Neighborhood News Roundup: Such a 1970s Question Edition
A regular summary of irregular news and notes from neighborhood blogs and email lists around the District.
Gayborhoood: Borderstan has the results of this year’s “Where’s the Gay Neighborhood in DC” survey: Logan Circle takes the cake for the third straight year. Here’s the breakdown: 38 percent Logan Circle, 13 percent Dupont Circle, and 9 percent each for Shaw and U Street. A significant number of responders were reluctant to designate a specific neighborhood as the epicenter of the District’s gay culture. “Everywhere and Nowhere” got 18 percent—second place to Logan Circle. A similarly minded 7 percent of responders chose “This is such a 1970s question.”
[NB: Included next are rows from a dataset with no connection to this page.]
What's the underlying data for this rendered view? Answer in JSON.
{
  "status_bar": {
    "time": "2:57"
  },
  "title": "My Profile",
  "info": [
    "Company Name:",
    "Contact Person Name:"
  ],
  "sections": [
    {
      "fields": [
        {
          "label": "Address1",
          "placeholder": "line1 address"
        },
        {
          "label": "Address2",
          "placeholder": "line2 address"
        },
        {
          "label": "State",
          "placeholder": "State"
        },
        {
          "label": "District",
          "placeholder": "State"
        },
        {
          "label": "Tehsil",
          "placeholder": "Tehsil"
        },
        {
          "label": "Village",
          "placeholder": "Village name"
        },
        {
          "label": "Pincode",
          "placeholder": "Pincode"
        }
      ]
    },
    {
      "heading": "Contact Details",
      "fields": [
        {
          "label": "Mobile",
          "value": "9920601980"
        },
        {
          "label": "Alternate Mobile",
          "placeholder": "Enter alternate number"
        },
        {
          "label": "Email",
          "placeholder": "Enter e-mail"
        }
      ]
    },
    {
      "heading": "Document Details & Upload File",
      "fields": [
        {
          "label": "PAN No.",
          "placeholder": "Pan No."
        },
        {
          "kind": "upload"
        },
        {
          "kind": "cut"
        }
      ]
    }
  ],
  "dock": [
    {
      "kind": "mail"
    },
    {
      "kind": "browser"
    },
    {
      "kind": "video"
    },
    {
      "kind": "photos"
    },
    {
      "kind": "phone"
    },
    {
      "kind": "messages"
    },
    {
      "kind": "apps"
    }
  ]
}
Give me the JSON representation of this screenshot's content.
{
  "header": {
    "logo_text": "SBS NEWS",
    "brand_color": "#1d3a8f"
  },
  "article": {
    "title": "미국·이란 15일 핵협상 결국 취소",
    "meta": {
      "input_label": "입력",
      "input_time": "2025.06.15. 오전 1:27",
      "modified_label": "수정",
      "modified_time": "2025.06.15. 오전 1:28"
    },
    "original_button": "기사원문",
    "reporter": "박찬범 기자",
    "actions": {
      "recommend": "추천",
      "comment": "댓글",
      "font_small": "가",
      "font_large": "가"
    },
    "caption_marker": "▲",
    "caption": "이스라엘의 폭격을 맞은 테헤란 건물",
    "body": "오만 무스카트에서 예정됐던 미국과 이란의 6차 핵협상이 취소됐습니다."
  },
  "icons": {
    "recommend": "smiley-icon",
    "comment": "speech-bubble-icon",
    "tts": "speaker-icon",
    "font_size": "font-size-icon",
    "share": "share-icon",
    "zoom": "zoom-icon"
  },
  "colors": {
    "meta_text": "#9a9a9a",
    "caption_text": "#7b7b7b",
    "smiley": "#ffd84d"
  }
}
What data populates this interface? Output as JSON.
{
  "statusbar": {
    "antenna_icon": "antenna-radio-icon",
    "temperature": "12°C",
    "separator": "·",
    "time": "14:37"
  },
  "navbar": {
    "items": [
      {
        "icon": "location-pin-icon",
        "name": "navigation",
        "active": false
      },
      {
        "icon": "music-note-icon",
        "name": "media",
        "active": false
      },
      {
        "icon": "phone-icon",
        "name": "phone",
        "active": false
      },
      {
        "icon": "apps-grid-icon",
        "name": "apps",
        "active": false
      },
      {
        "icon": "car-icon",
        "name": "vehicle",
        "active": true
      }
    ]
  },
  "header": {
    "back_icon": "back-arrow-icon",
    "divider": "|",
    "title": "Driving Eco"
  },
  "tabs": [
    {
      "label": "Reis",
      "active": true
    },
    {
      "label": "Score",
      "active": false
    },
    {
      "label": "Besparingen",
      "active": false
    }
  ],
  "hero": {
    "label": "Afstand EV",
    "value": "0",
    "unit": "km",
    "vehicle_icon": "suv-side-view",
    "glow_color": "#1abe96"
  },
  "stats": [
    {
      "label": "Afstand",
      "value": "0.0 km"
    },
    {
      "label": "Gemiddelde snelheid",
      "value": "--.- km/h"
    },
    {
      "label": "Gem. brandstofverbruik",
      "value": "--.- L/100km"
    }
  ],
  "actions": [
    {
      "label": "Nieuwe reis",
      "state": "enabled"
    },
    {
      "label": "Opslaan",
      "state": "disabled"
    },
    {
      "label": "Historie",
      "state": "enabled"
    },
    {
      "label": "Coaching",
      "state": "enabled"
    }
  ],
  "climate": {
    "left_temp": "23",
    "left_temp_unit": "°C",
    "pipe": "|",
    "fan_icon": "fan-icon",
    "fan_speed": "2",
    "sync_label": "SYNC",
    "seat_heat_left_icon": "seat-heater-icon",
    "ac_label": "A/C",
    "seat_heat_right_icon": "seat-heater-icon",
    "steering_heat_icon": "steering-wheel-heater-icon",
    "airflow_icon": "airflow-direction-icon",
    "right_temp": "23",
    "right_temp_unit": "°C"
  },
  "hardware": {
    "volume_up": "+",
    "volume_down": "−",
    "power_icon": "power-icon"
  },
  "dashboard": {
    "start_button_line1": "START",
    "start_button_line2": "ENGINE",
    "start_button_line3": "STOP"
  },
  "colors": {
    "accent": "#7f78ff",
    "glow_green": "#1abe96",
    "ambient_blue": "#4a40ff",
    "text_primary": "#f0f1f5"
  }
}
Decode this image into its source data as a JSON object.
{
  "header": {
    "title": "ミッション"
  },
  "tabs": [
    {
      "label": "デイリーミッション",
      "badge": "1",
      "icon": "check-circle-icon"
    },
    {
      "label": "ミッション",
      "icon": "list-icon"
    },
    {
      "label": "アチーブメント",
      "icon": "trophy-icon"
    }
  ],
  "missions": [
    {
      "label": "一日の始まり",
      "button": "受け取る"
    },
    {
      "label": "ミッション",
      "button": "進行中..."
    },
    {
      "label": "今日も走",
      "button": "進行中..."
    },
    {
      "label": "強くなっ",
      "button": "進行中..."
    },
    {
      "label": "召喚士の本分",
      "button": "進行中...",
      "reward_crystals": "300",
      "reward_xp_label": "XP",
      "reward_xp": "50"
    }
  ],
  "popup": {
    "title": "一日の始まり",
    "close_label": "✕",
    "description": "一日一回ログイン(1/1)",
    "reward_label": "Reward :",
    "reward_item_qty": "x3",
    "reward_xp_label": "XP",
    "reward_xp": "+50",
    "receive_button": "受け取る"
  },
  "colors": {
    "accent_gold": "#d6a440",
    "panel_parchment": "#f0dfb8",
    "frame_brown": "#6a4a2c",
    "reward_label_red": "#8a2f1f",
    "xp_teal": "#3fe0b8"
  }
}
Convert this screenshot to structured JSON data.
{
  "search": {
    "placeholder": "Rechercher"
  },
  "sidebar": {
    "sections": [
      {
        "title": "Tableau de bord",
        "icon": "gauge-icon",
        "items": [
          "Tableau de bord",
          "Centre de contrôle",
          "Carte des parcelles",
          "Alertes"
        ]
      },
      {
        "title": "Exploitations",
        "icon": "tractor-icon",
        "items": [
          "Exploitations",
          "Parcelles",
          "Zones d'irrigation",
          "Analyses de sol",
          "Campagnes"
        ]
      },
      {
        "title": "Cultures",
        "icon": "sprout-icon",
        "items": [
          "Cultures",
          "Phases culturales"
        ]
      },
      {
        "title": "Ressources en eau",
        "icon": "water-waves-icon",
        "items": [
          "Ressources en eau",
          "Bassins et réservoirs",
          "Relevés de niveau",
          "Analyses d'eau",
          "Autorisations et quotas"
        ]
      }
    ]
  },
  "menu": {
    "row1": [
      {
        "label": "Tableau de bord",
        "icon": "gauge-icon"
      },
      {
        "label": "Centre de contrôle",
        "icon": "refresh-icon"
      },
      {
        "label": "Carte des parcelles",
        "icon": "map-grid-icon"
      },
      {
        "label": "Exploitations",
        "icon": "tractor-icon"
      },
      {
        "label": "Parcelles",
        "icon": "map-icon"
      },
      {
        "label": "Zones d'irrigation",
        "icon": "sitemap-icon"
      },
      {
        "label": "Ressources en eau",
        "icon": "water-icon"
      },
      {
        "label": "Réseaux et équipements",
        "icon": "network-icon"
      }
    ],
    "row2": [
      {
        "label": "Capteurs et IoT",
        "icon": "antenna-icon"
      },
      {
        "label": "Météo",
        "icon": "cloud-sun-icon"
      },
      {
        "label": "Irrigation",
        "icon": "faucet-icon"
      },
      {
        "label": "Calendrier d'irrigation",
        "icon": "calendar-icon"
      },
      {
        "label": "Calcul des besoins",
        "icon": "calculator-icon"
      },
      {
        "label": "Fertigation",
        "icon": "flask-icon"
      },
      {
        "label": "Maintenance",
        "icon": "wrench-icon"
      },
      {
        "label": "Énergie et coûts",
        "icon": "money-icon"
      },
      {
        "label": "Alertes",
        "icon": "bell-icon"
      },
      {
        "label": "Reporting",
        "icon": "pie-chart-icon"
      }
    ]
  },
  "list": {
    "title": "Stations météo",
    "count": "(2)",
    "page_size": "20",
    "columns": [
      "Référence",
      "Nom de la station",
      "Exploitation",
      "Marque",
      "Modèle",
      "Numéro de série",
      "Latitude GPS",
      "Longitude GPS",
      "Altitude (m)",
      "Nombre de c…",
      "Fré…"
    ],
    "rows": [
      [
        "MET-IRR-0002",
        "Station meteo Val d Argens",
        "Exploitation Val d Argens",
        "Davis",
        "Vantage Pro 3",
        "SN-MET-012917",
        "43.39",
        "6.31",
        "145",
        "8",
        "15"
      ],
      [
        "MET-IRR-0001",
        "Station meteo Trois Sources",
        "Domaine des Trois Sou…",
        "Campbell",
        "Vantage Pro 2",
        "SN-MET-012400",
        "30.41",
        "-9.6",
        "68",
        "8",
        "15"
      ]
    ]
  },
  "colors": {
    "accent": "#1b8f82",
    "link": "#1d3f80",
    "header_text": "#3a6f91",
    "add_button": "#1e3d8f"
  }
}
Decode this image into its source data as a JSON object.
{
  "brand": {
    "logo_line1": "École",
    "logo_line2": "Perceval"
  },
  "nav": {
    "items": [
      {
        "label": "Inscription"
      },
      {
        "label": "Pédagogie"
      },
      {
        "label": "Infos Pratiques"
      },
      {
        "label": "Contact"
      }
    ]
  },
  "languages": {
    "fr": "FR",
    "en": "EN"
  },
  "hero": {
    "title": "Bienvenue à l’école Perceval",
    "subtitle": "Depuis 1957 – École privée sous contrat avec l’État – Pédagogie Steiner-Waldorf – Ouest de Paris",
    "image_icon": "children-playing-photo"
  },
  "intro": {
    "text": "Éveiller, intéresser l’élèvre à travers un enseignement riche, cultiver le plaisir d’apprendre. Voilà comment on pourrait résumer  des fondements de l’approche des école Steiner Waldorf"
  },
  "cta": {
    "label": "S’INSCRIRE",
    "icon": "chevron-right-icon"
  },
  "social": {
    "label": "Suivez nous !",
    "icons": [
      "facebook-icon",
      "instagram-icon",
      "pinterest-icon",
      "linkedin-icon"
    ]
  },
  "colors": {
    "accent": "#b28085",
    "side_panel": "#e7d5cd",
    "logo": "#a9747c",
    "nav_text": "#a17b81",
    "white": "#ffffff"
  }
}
Giant Mistake: New Columbia Heights rants about the Columbia Heights Civic Plaza. Basically, that’s what the space called. “Here's something that's been bothering me a bit lately: the triangle at the intersection of 14th, Park and Kenyon is called the Columbia Heights Civic Plaza, but I've seen lots of other names floating around: Tivoli Plaza, Kenyon Plaza, Columbia Heights Triangle, various things with fountain in the name and so on. It's a nice place, let's call it by one name. It'll be a lot easier than ‘you know, the triangle plaza place with the fountain near the Giant and stuff,’” huffs the blog.
Bad Service: Someone stuck a fake court summons on the door of an MPD-4D resident. The “summons” reads, “’District Court Service…We have attempted to deliver Legal Documents and or Court Summons for…(unknown name inserted)…You must call 888-896-9689…Extension 4809…Failure to comply will result in an Evasion Affidavit.’” MPD confirmed that the note was a hoax.
Superfreak: A supercan thief is on the loose in Chevy Chase. On the neighborhood email thread, one resident writes, “Our supercan disappeared a few weeks ago, also on Monday, trash collection day. I am certain DPW denies taking them; what does it want with them? Nonetheless, whomever is taking or stealing them seems to do it the same day DPW collects our trash. No matter who is at fault, we are on the hook for $62.50 to pay for a new one. This gets expensive, particularly if a can disappears more than once, as has happened to us.” Someone else had a similar problem: “About half-an-hour after the trash was picked up, I went to retrieve our 2 trash cans. One was missing. I called the city, and was informed that they would not provide a replacement. Only option was to purchase a new one! The woman who took my call asked me if I actually saw the Trash collectors take it. Well, no, I didn't — I feel I can trust the city to do its job without supervision. I was surprised at this question! Seemed like I was being trapped. Or perhaps, taking trash cans and forcing residents to buy new ones is a way to generate revenue.”